Die "Sea-Watch 4" birgt eine moderne Krankenstation, auf der Gerettete versorgt werden. Foto: Philipp Guggenmoos, United4Rescue

Evangelische Kirchengemeinde im Talgang tritt dem Bündnis "United4Rescue" bei.

Albstadt-Tailfingen - Tailfingens evangelischer Kirchengemeinderat hat in seiner jüngsten Sitzung beschlossen, einen Beitrag zur Seenotrettung im Mittelmeer zu leisten und Bündnispartner von "United4Rescue" zu werden.

Das Bündnis "United4Rescue" und sein Trägerverein "Gemeinsam retten" wurden im Dezember 2019 auf Initiative der Evangelischen Kirche Deutschland gegründet, und zwar mit dem Ziel, ein weiteres Schiff für die Seenotrettung im Mittelmeer einzusetzen. Mittlerweile gehören dem Bündnis mehr als 300 Institutionen, Vereine, Firmen und Initiativen aus ganz unterschiedlichen gesellschaftlichen Bereichen an; es geht längst weit über kirchliche Grenzen hinaus.

Bündnis stellt vier Forderungen

Das Bündnis "United4Rescue" stellt für vier Forderungen an die deutsche und europäische Politik: Sie soll erstens Seenotrettung ermöglichen, zweitens die "Kriminalisierung der Seenotrettung" beenden, drittens faire Asylverfahren gewährleisten und viertens dafür sorgen, dass den Seenotrettern "sichere Häfen" offen stehen – wobei, wie Johannes Hartmann, der Pfarrer der Pauluskirche, betont, mit sicheren Häfen nicht nur italienische oder spanische Küstenstädte wie Trapani, Brindisi oder Almeria gemeint sind, sondern auch deutsche Gemeinden: Bisher haben sich 161 bereit erklärt, aus Seenot gerettete Flüchtlinge aufzunehmen, darunter Tübingen, Tuttlingen, Rottenburg und Villingen-Schwenningen.

Kooperationspartner des Projekts "#wirschickeneinSchiff" ist die Seenotrettungsorganisation "Sea-Watch", die selbst dem Bündnis angehört, seit 2015 in der Seenotrettung aktiv ist und Tausenden von Menschen das Leben gerettet hat. Ihr steht neben der "Sea-Watch 3" künftig noch ein weiteres Schiff zur Verfügung, die "Sea-Watch 4" mit dem Namenszusatz "powered by United4Rescue". Sie war bis Ende 2019 als Forschungsschiff "F.S. Poseidon" für das Kieler "Geomar Helmholtz-Zentrum für Ozeanforschung" im Einsatz und Eigentum des Landes Schleswig-Holstein. Sie ist 44 Jahre alt, über 60 Meter lang, elf Meter breit und mittlerweile mit einer modernen Krankenstation ausgestattet. Außerdem besitzt sie zwei schnelle Beiboote für die Bergung von Menschen aus sinkenden Booten.
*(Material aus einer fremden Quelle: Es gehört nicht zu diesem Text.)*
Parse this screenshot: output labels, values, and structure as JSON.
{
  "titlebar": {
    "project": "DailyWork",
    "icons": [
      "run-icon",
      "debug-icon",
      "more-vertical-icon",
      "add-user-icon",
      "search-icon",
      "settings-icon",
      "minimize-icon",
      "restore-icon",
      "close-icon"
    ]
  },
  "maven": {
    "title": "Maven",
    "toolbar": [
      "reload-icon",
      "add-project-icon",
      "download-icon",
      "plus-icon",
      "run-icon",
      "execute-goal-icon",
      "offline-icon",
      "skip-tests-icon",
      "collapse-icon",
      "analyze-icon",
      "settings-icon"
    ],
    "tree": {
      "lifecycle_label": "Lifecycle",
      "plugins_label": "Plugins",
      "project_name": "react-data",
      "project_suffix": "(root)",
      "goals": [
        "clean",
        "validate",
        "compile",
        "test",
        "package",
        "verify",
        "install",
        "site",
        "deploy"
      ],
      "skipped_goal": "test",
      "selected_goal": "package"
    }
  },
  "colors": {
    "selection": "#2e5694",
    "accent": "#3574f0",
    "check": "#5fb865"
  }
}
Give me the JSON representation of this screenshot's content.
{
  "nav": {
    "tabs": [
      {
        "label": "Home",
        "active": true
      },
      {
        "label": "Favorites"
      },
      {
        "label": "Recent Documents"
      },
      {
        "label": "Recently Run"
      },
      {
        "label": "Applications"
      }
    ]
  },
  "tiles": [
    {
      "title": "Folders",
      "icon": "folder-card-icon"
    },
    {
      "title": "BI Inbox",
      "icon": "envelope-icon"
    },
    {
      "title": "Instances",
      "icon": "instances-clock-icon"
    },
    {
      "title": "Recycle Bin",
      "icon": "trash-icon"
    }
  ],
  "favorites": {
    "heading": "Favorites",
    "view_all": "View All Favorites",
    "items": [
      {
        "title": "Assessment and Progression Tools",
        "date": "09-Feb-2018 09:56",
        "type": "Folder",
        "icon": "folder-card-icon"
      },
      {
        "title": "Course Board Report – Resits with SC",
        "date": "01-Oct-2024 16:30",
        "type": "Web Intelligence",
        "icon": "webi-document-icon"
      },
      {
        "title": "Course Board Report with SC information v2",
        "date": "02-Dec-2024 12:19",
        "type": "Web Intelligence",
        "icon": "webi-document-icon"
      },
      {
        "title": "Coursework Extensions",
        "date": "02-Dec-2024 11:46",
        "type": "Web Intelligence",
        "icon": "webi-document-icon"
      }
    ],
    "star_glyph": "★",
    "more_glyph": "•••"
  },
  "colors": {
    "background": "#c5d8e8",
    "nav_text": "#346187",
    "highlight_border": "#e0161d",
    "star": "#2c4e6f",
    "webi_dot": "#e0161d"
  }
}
Die Initiative zur Gründung des Bündnisses "United4Rescue" geht auf den evangelischen Kirchentag 2019 in Dortmund zurück. In der Folge war eine hitzige Diskussion entbrannt, ob aus deutschen (Kirchen)steuern ein Projekt finanziert werden dürfe, das mittelbar den Schleusern in die Hände spiele. Der Einwand ist auch in Tailfingen erwogen worden; allerdings hat sich dort die Position durchgesetzt, dass es hier primär darum gehe, zu verhindern, dass Menschen elend im Mittelmeer ertrinken müssten. Dass die Seenotrettung keine Lösung des Grundproblems darstelle, sondern lediglich an einem Symptom herumkuriere, bestreitet Pfarrer Hartmann nicht – er könne allerdings nicht erkennen, dass dies ein triftiges Argument gegen die Sache selbst sei.
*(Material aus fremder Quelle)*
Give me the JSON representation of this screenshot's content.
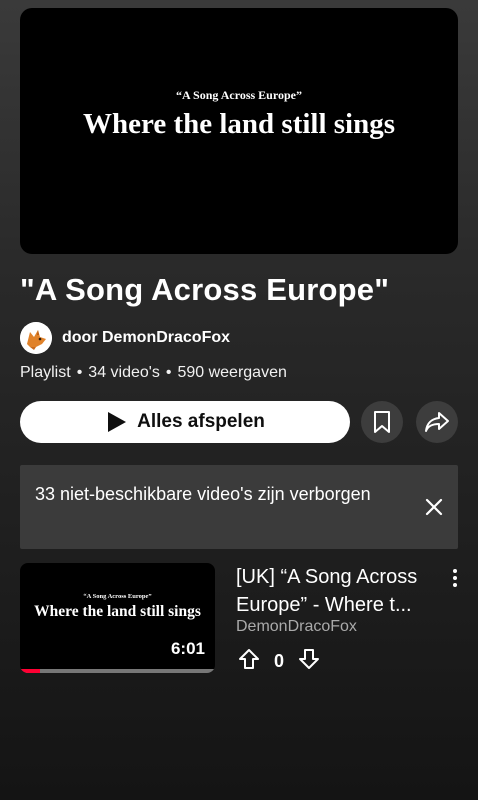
{
  "hero": {
    "subtitle": "“A Song Across Europe”",
    "title": "Where the land still sings"
  },
  "playlist": {
    "title": "\"A Song Across Europe\"",
    "owner": "door DemonDracoFox",
    "type": "Playlist",
    "video_count": "34 video's",
    "views": "590 weergaven",
    "separator": "•"
  },
  "actions": {
    "play_all_label": "Alles afspelen",
    "save_icon": "bookmark-icon",
    "share_icon": "share-icon"
  },
  "notice": {
    "text": "33 niet-beschikbare video's zijn verborgen",
    "close_icon": "close-icon"
  },
  "video": {
    "thumb_subtitle": "“A Song Across Europe”",
    "thumb_title": "Where the land still sings",
    "duration": "6:01",
    "progress_percent": 10,
    "title": "[UK] “A Song Across Europe” - Where t...",
    "channel": "DemonDracoFox",
    "votes": "0"
  },
  "colors": {
    "accent": "#ff0033",
    "button_bg": "#ffffff",
    "notice_bg": "#3b3b3b",
    "secondary_text": "#aaaaaa"
  }
}
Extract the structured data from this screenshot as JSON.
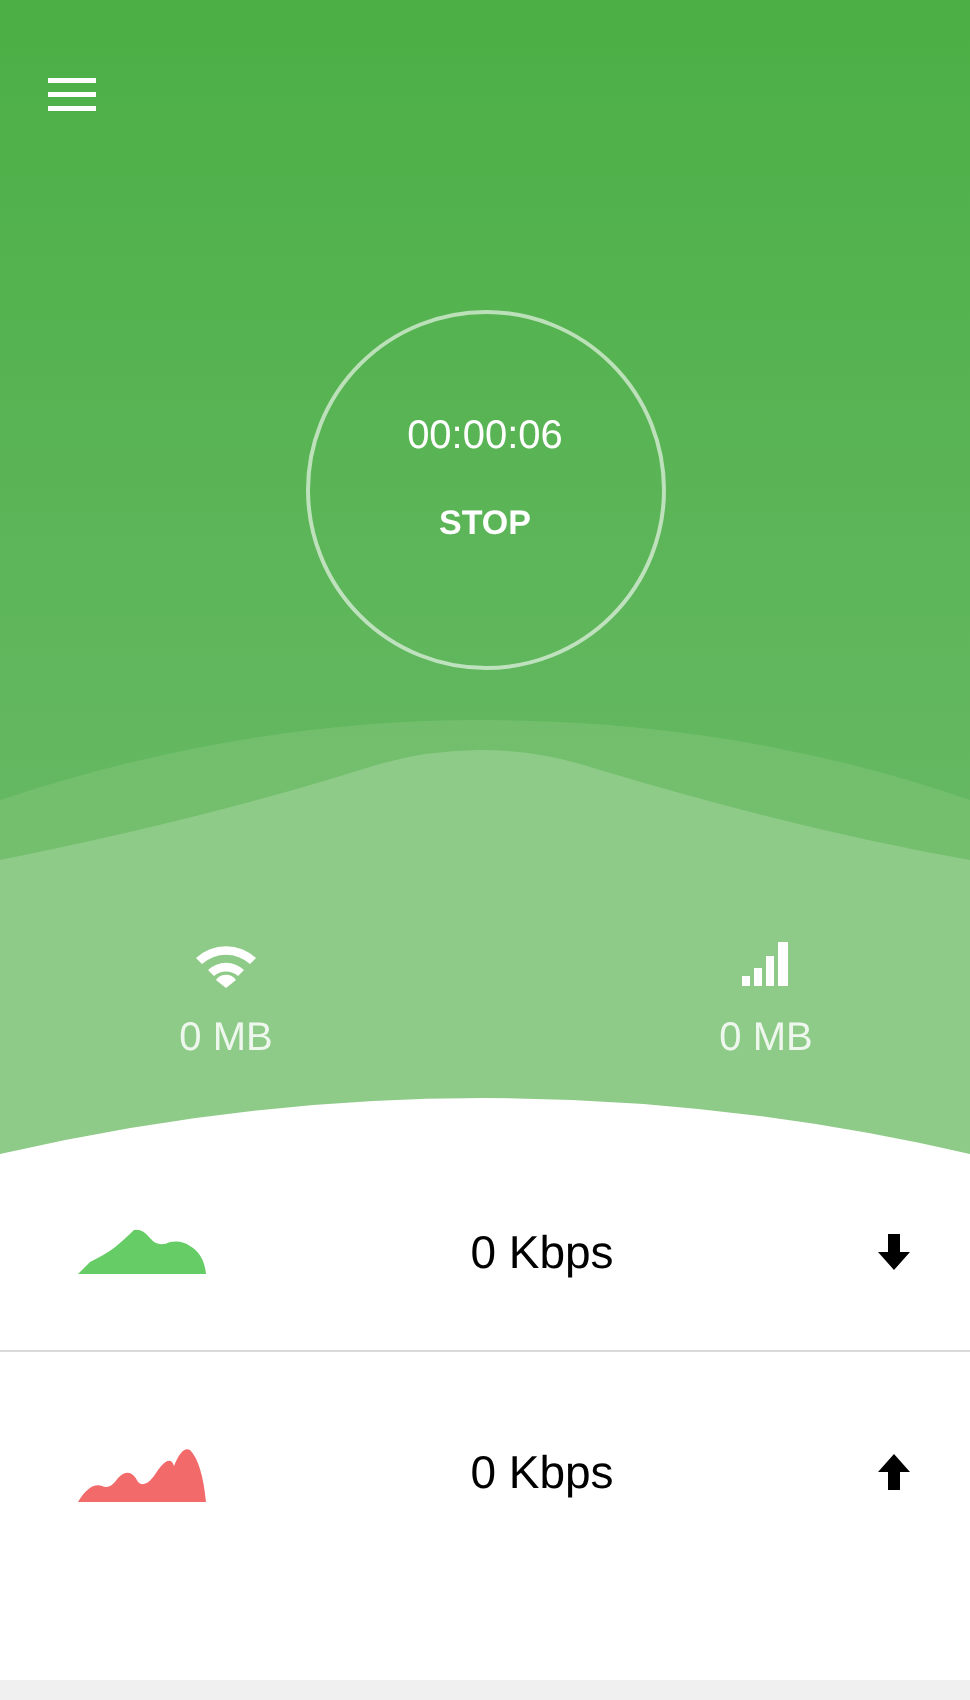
{
  "timer": {
    "elapsed": "00:00:06",
    "action": "STOP"
  },
  "usage": [
    {
      "kind": "wifi",
      "amount": "0 MB"
    },
    {
      "kind": "cellular",
      "amount": "0 MB"
    }
  ],
  "rates": [
    {
      "kind": "download",
      "color": "#66cc66",
      "speed": "0 Kbps"
    },
    {
      "kind": "upload",
      "color": "#f26a6a",
      "speed": "0 Kbps"
    }
  ]
}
Keine Verpflichtungen finanzieller Natur

Am Ende hat sich der gesamte Kirchengemeinderat diese Sicht der Dinge zu eigen gemacht – der Beschluss, dem Bündnis beizutreten, fiel einstimmig aus. Indes übernimmt die evangelische Kirchengemeinde Tailfingen als Bündnispartner keine direkten finanziellen Verpflichtungen für die "Sea-Watch 4" und finanziert sie auch nicht aus eigenen Mitteln. Vielmehr will sie unter ihren Gemeindegliedern und in Tailfingen Spenden sammeln und um Unterstützung für die Aktion werben. Das Thema soll auch in den kommenden Gottesdiensten angesprochen werden.